In this study they compared two sets of occupational workers. One was a group of meat cutters that stand for the majority of their job and the other was a group of sedentary customer service workers who are seated for the majority of their work.
The study consisted of 148 participants; 114 were pork meat cutters and 34 were customer service workers. After taking measurements of structural leg length for all participants they divided them into three different categories those with a LLD of 0 to 5 mm a second group with a discrepancy of 6 to 10 mm, and a third group with the discrepancy over 10 mm.
Several different parameters were investigated to determine the correlation between low back pain and LLD within each group. For those meat cutters that had to stand all day, the greater was their LLD, the greater were the number of days they reported low back pain.
For sedentary customer service workers the degree of LLD did not correlate with the number of days they experienced low back pain. A similar pattern was present for the intensity of low back pain within the last week as well as within the past three months. Within the meat cutter group, greater LLD was directly correlated with the intensity of reported low back pain. In the sedentary office worker group intensity of low back pain did not correlate with the degree of LLD.
The authors state that in their study a LLD of 6 mm or more was associated with an increased likelihood of low back symptoms among those who were standing for their work. As a result indicated, there did not seem to be a correlation between low back pain and LLD in those who were sedentary office workers. This would indicate that the weight-bearing position has a strong contribution to exacerbating low back pain symptoms when there is a LLD.

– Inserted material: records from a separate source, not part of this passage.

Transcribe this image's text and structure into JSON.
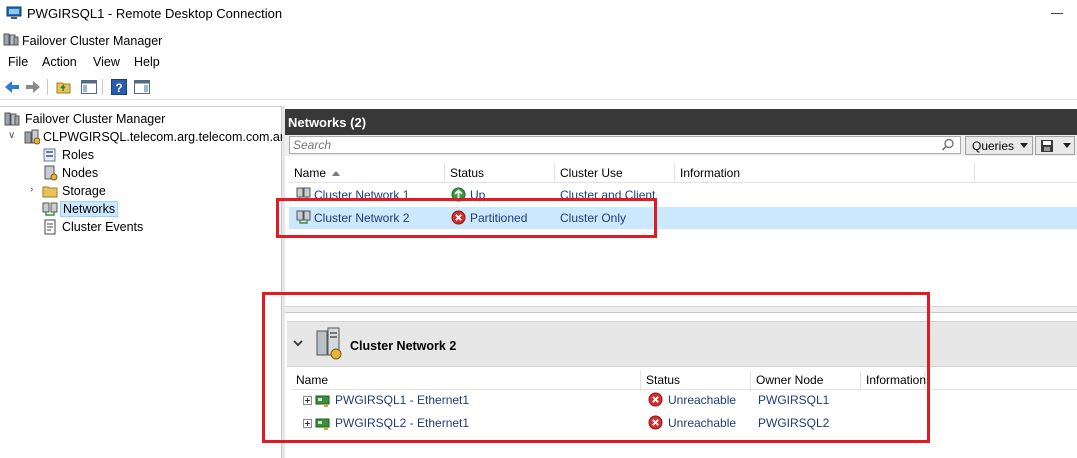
{
  "rdp": {
    "title": "PWGIRSQL1 - Remote Desktop Connection"
  },
  "app": {
    "title": "Failover Cluster Manager"
  },
  "menu": [
    "File",
    "Action",
    "View",
    "Help"
  ],
  "toolbar": {
    "icons": [
      "back-arrow-icon",
      "forward-arrow-icon",
      "up-folder-icon",
      "show-hide-tree-icon",
      "help-icon",
      "action-pane-icon"
    ]
  },
  "tree": {
    "root": "Failover Cluster Manager",
    "cluster": "CLPWGIRSQL.telecom.arg.telecom.com.ar",
    "items": [
      {
        "label": "Roles",
        "icon": "roles-icon"
      },
      {
        "label": "Nodes",
        "icon": "nodes-icon"
      },
      {
        "label": "Storage",
        "icon": "storage-folder-icon",
        "expandable": true
      },
      {
        "label": "Networks",
        "icon": "networks-icon",
        "selected": true
      },
      {
        "label": "Cluster Events",
        "icon": "cluster-events-icon"
      }
    ]
  },
  "networks": {
    "header": "Networks (2)",
    "search_placeholder": "Search",
    "queries_label": "Queries",
    "columns": [
      "Name",
      "Status",
      "Cluster Use",
      "Information"
    ],
    "rows": [
      {
        "name": "Cluster Network 1",
        "status": "Up",
        "status_kind": "up",
        "cluster_use": "Cluster and Client",
        "information": ""
      },
      {
        "name": "Cluster Network 2",
        "status": "Partitioned",
        "status_kind": "error",
        "cluster_use": "Cluster Only",
        "information": "",
        "selected": true
      }
    ]
  },
  "detail": {
    "title": "Cluster Network 2",
    "columns": [
      "Name",
      "Status",
      "Owner Node",
      "Information"
    ],
    "rows": [
      {
        "name": "PWGIRSQL1 - Ethernet1",
        "status": "Unreachable",
        "owner": "PWGIRSQL1",
        "information": ""
      },
      {
        "name": "PWGIRSQL2 - Ethernet1",
        "status": "Unreachable",
        "owner": "PWGIRSQL2",
        "information": ""
      }
    ]
  },
  "colors": {
    "header_bg": "#383838",
    "selection": "#cce8ff",
    "annotation": "#e21b23",
    "link_text": "#1e3c78",
    "error_red": "#d32f2f",
    "up_green": "#2e9b3a"
  }
}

The authors note that some of these findings are contrary to what has been found in previous studies and most likely this is because of high variability in the way in which LLD was measured as well as the potential study populations that were used in those other investigations.
The authors hypothesize that the mechanism by which low back pain is caused by LLD is not clear, however some of those possible causes mentioned earlier in this review are likely to be a factor.
The authors mentioned that a potential weakness in this existing study is the small number of participants, especially those sedentary customer service workers. Other factors of work positions in those workers might have contributed to a decrease in low back pain as well.
Another weakness that the authors did not mention at all is that they did not make a distinction between functional and structural LLD. It seemed as if there was an assumption that all LLDs were structural and therefore the only measurement method was one which investigated the discrepancy between length of bones on each side.
It would be beneficial for future studies to look at a comparison between structural and functional LLDs and how structural and functional LLDs correlate with different body positions during work. The quadratus lumborum has a major role in creating the functional LLD. It is also a muscle subjected to long periods of being in a shortened position for sedentary office workers, so it could in fact cause significant low back pain for those with a functional LLD.
The key take away from this study is that structural LLDs do appear to play a prominent role in low back pain. Soft-tissue work can be helpful to address other muscular compensations, but it may also be necessary for the individual to address treatment options such as shoe inserts or something that can compensate for the actual bone length discrepancy.